By Eric Burkett
Entering a man's dungeon for the first time can stir a wealth of emotions: excitement, anticipation, even fear. In the nanosecond it takes to cross the threshold from ordinary life into the realm of our fantasies, nearly anything is possible. Anything.
San Francisco's dungeons run the gamut, from actual basements – dark with promises and mystery – to garages and otherwise unused bedrooms (tidied appropriately when Aunt Estelle comes to visit but, increasingly, who has an unused bedroom in San Francisco?). Often enough, an ordinary room is suddenly transformed with the aid of a portable sling, the right music, and a hit of poppers. Sometime the next morning, it's returned to its original, more mundane purpose with a few sprays of Windex and an open window to air the room out. Men, perhaps not too surprising, can be enormously creative when it comes to pursuing their kinks and fetishes.
But dungeons are more than just places to have sex, no matter how elaborate the scenes played out there might be. A lot happens in these spaces: connections are created and solidified.
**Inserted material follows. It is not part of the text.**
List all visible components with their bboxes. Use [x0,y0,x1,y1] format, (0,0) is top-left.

Limits are pushed and expanded or, perhaps, confirmed. Dungeons allow us to release that part of ourselves that we keep tucked away when we're dealing with the everyday world. Dungeons, despite their shadowy, often subterranean features, are places for exchange, of freedom, of openness.
Much of my own life as a kinky man has been played out in one particular dungeon over the past 11 years or so. My dads have maintained a dungeon in the basement of their house for more than two decades and hundreds of men have found their way there (You've seen it; it's the background in countless photos in online profiles for hook-up sites).
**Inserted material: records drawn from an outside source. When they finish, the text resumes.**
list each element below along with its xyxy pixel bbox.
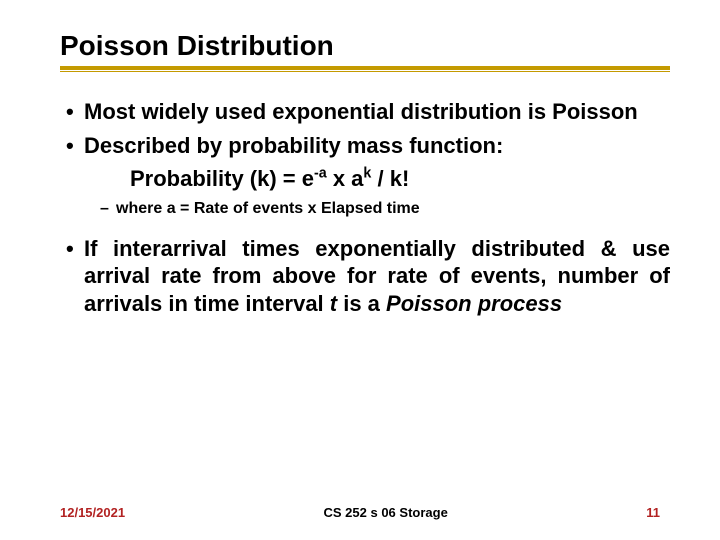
footer-course: CS 252 s 06 Storage (324, 505, 448, 520)
formula-text: Probability (k) = e (130, 166, 314, 191)
bullet-marker: • (60, 98, 84, 126)
footer-date: 12/15/2021 (60, 505, 125, 520)
bullet-item: • If interarrival times exponentially di… (60, 235, 670, 318)
slide-content: • Most widely used exponential distribut… (60, 98, 670, 317)
title-rule-thick (60, 66, 670, 70)
bullet-marker: • (60, 132, 84, 160)
bullet-text-emphasis: Poisson process (386, 291, 562, 316)
bullet-item: • Described by probability mass function… (60, 132, 670, 160)
formula-line: Probability (k) = e-a x ak / k! (60, 165, 670, 193)
bullet-text-part: is a (337, 291, 386, 316)
bullet-text: Described by probability mass function: (84, 132, 670, 160)
formula-text: x a (327, 166, 364, 191)
bullet-text: Most widely used exponential distributio… (84, 98, 670, 126)
slide-title: Poisson Distribution (60, 30, 670, 62)
sub-bullet-item: –where a = Rate of events x Elapsed time (60, 199, 670, 219)
formula-sup: -a (314, 166, 327, 182)
bullet-text: If interarrival times exponentially dist… (84, 235, 670, 318)
footer-page-number: 11 (646, 505, 660, 520)
slide: Poisson Distribution • Most widely used … (0, 0, 720, 540)
bullet-item: • Most widely used exponential distribut… (60, 98, 670, 126)
bullet-marker: • (60, 235, 84, 318)
slide-footer: 12/15/2021 CS 252 s 06 Storage 11 (0, 505, 720, 520)
formula-text: / k! (371, 166, 409, 191)
bullet-text-italic: t (330, 291, 337, 316)
title-rule-thin (60, 71, 670, 72)
sub-bullet-marker: – (100, 199, 116, 219)
sub-bullet-text: where a = Rate of events x Elapsed time (116, 200, 420, 217)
Hoods, ropes, and chains hang from hooks alongside tit clamps, collars, and other gadgets. Single tail whips and floggers are lined up behind the low, broad leather chair (which doubles nicely as a fuck bench); a cage and a St. Andrews cross share the room with an enormous, sturdy wooden fourposter bed and a wall mounted urinal. Original art adorns those parts of the red walls that aren't covered in gear. It is, in probably every sense, the sort of dungeon many guys fantasize about.
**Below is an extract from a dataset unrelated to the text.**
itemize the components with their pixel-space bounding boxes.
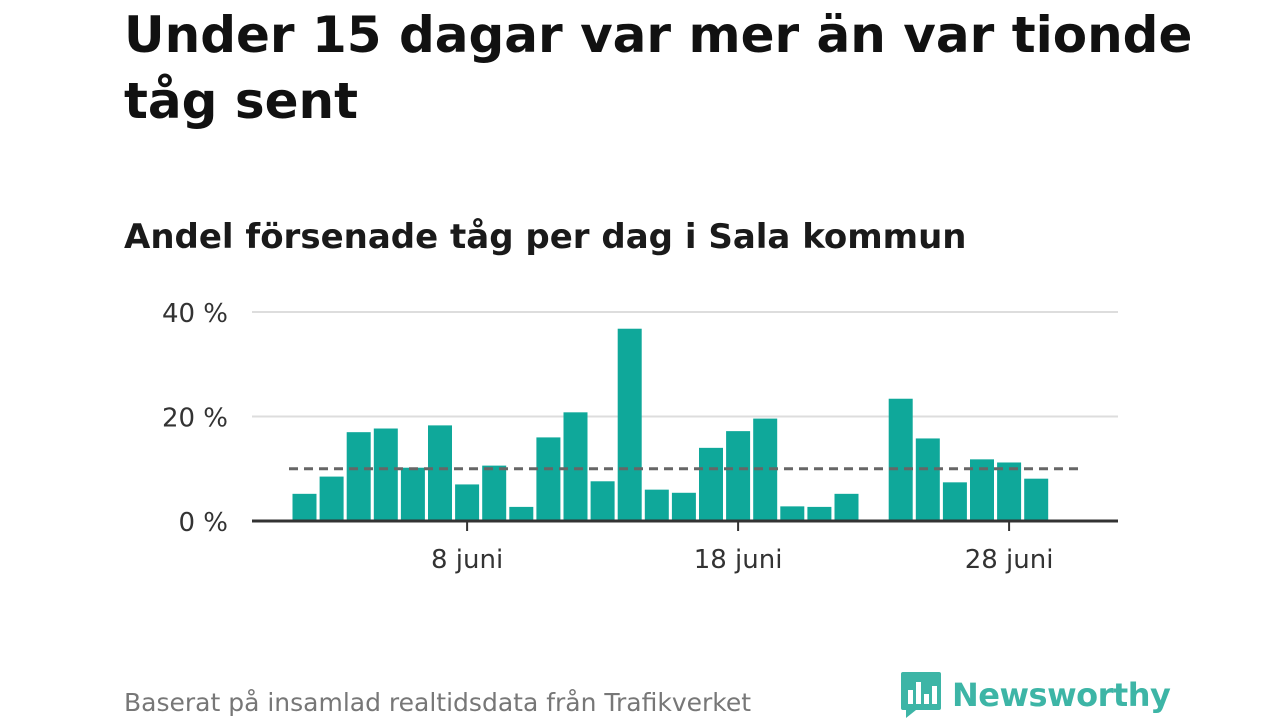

Except we only rarely refer to it as a dungeon. It's “the playroom,” a name far more fitting to the role it fulfills in our lives. Play, scientists say, is an educational experience for children and I, daresay, for adults, too. I have learned a great deal about myself in that room. Certainly, I've explored and pushed my limits sexually and, through those journeys, I have been taken places I might never have entered without the guidance I found there.
Arguably, the playroom is just for sex and it's a bad idea to conduct other business there. But, in truth, other business does get settled there. We have argued in the playroom, talked things out in the playroom, made plans, discussed our fears, and anxieties in that room. We have healed wounds and shared dreams. Sex is an exchange of more than just fluids and power; sex, no matter how impersonal or intimate it might be is an opening. The sheltering dark of the playroom, of the dungeon, fosters that, providing a place for vulnerability and the freedom that offers.
When a man takes you to his dungeon, he is conceivably offering you more than a role-playing scene or a quick fuck. He's offering himself, he's offering what's inside him, what he's kept out-out-of sight and only feels free to express in a room hidden from outside eyes. Even more, he's offering you the same opportunity.
Entering a man's dungeon for the first time can stir a wealth of emotions: excitement, anticipation, even fear. But how often does our fear anticipate the challenges we may uncover to our own identities? This is what the dungeon offers us.